The guys hawking Barack Obama T-shirts and trinkets on the corners of downtown Washington have some new competition in the selling frenzy building up to the president-elect's inauguration Tuesday — Corporate America.
Companies ranging from global giants like soda and snacks maker PepsiCo to a local grocery chain offering cakes with Obama's face in icing are jumping on the Obama commercial wave. Others, like the Swedish home store Ikea, are hoping consumers take Obama's mantra of "change" to heart so much that they go out and buy furniture to mark the change in the White House.
It is relatively rare for corporations leery of alienating consumers with any whiff of politics to associate themselves with a political figure, according to marketing experts. But at a time when many Americans have snapped their wallets shut during a grinding recession, the groundswell of popularity that Obama has generated with his upbeat campaign themes, along with the symbolism he brings as the nation's first black president, are likely too good for many battered retailers to pass up.
"This occasion is more exciting than most presidential inaugurations," said Noel Hankin, senior vice president for multicultural relations for Hennessy, which is selling a limited edition bottle of cognac with the number "44" on it to mark Obama's spot in the line of presidents. "We think this is an appropriate way to celebrate and honor him."
Obama's campaign and election touched off a marketing blitz unparalleled by any recent presidents.
Street vendors in the nation's capital were selling Obama items next to the usual FBI hats and Washington T-shirts well before his election Nov. 4. But the marketing potential around him became clear the next day, when people eager to own keepsakes of the historic event bought out newspapers nationwide.
Many papers plan to print extra copies Tuesday to capitalize again on the demand for all things Obama.
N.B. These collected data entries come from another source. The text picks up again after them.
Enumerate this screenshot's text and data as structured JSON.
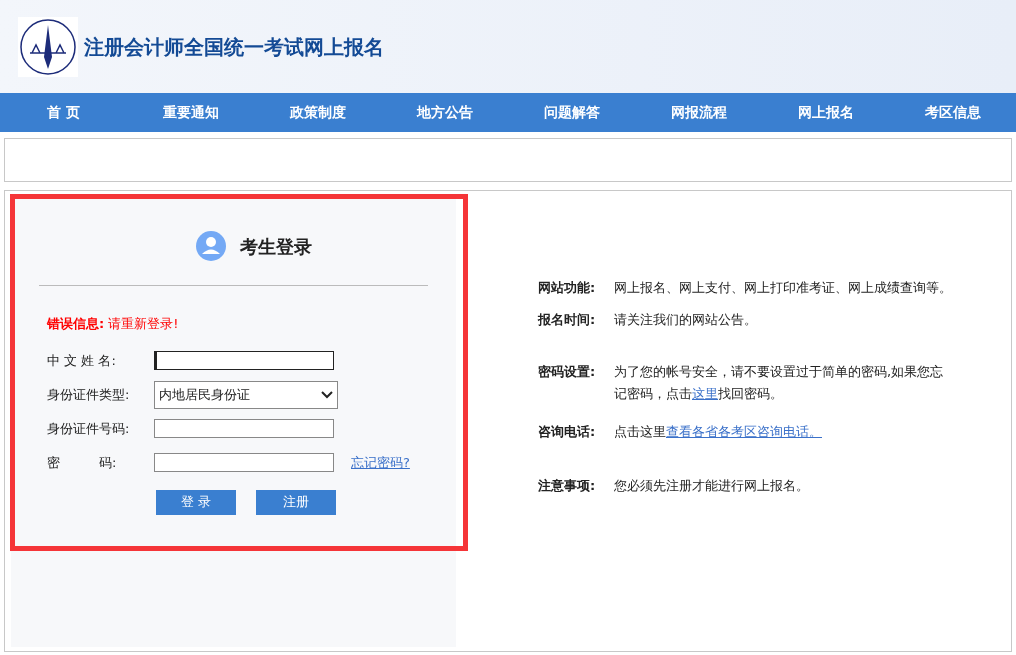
{
  "header": {
    "title": "注册会计师全国统一考试网上报名"
  },
  "nav": [
    {
      "label": "首 页"
    },
    {
      "label": "重要通知"
    },
    {
      "label": "政策制度"
    },
    {
      "label": "地方公告"
    },
    {
      "label": "问题解答"
    },
    {
      "label": "网报流程"
    },
    {
      "label": "网上报名"
    },
    {
      "label": "考区信息"
    }
  ],
  "login": {
    "title": "考生登录",
    "error_label": "错误信息:",
    "error_message": "请重新登录!",
    "fields": [
      {
        "kind": "text",
        "label": "中 文 姓 名:",
        "focused": true
      },
      {
        "kind": "select",
        "label": "身份证件类型:",
        "value": "内地居民身份证"
      },
      {
        "kind": "text",
        "label": "身份证件号码:",
        "focused": false
      },
      {
        "kind": "password",
        "label": "密　　　码:",
        "focused": false,
        "link": "忘记密码?"
      }
    ],
    "buttons": [
      "登 录",
      "注册"
    ]
  },
  "info": [
    {
      "label": "网站功能:",
      "parts": [
        {
          "text": "网上报名、网上支付、网上打印准考证、网上成绩查询等。",
          "link": false
        }
      ]
    },
    {
      "label": "报名时间:",
      "parts": [
        {
          "text": "请关注我们的网站公告。",
          "link": false
        }
      ]
    },
    {
      "label": "密码设置:",
      "parts": [
        {
          "text": "为了您的帐号安全，请不要设置过于简单的密码,如果您忘记密码，点击",
          "link": false
        },
        {
          "text": "这里",
          "link": true
        },
        {
          "text": "找回密码。",
          "link": false
        }
      ]
    },
    {
      "label": "咨询电话:",
      "parts": [
        {
          "text": "点击这里",
          "link": false
        },
        {
          "text": "查看各省各考区咨询电话。",
          "link": true
        }
      ]
    },
    {
      "label": "注意事项:",
      "parts": [
        {
          "text": "您必须先注册才能进行网上报名。",
          "link": false
        }
      ]
    }
  ]
}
The hometown Washington Post plans four separate editions on Tuesday and Wednesday along with an afternoon extra on Inauguration Day. Newspapers in San Francisco, St. Louis and Obama's hometown Chicago Tribune are also planning afternoon extras on Tuesday.
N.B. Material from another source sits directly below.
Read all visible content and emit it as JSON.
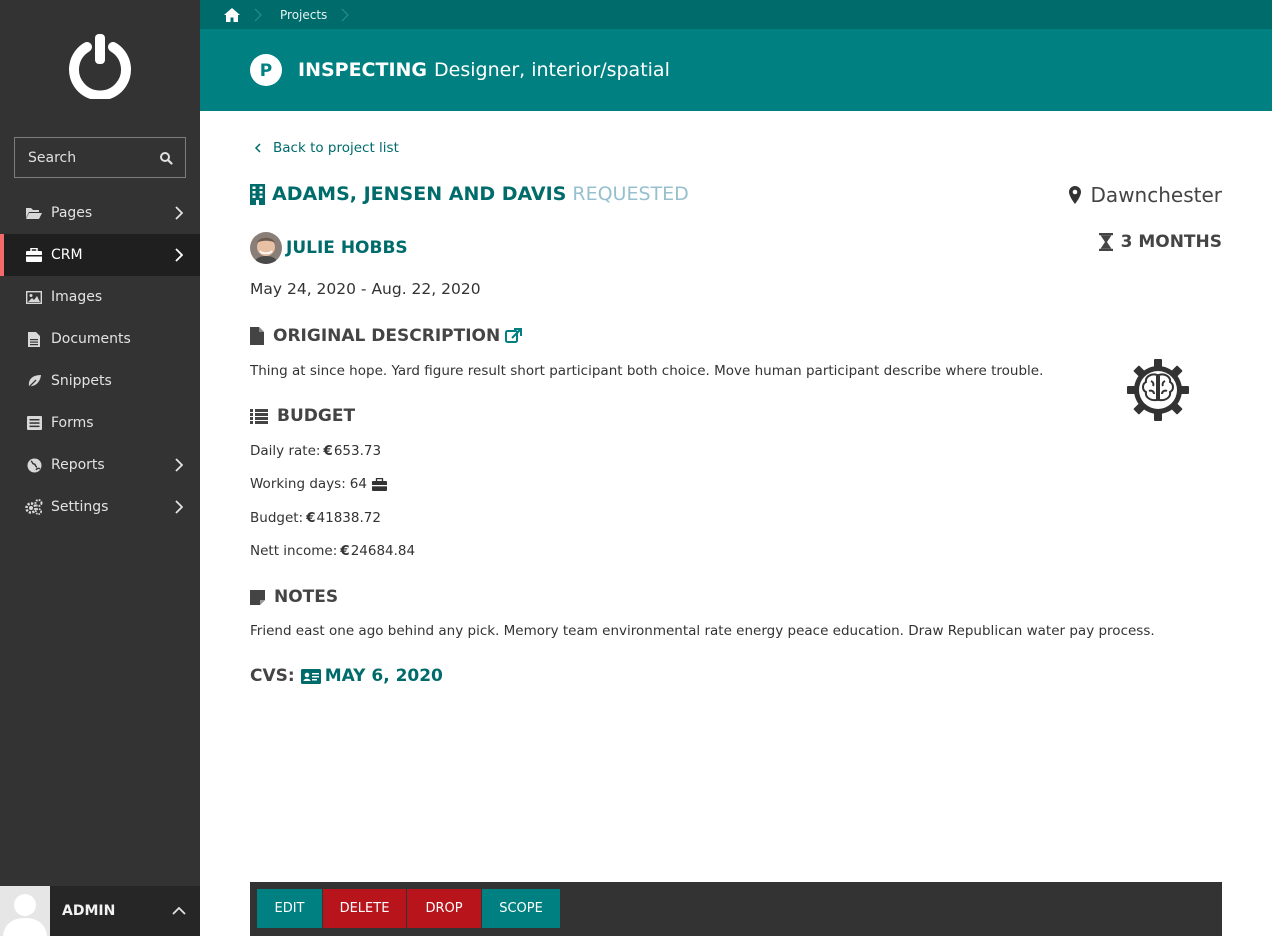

The television shopping channel QVC is planning special live broadcasts from Washington, which will include parts of the inauguration, parade and an inaugural ball later that night. It is also selling Obama collectibles that range from Obama coins to baseballs painted with the Democratic donkey or Republican elephant.
Ice cream maker Ben and Jerry's made "Yes Pecan!" ice cream studded with pecans that plays on Obama's "Yes we can" campaign slogan. Seattle soda company Jones Soda is selling a new flavor of orange cola it calls "Orange You Glad for Change." Six packs of the bottles that have Obama's face on the label cost $14.99. Mapmaker Rand McNally is offering a "fabMAP" cloth map of the parade route on one side and a beaming Obama above the Capitol on the other.
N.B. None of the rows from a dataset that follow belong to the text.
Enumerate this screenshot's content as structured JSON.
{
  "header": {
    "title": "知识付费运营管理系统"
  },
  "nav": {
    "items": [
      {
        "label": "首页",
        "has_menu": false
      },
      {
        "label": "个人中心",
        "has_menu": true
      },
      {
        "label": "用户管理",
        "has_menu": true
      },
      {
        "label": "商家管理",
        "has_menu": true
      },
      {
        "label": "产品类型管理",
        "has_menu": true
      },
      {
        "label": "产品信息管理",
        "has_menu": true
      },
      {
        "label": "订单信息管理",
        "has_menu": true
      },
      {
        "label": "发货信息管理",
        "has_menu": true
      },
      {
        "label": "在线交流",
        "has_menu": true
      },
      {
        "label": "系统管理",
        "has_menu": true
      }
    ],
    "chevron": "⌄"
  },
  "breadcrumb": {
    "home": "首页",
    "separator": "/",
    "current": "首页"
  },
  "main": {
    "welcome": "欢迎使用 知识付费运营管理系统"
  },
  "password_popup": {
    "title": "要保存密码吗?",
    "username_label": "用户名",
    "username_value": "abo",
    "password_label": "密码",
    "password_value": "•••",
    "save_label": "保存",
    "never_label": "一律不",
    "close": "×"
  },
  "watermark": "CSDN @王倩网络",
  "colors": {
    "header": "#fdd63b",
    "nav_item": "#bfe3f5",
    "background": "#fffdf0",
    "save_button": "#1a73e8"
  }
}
Other companies, especially those that appeal to the younger consumers that supported Obama in droves, are piggybacking on Obama's messages of hope and change.
The level of marketing is rare for a president, said John Quelch, a Harvard business school professor who specializes in marketing.
"There is a lot of goodwill, a lot of optimism around Obama at this point," Quelch said. "Until the honeymoon period is over, why not try and take a free ride on his coattails."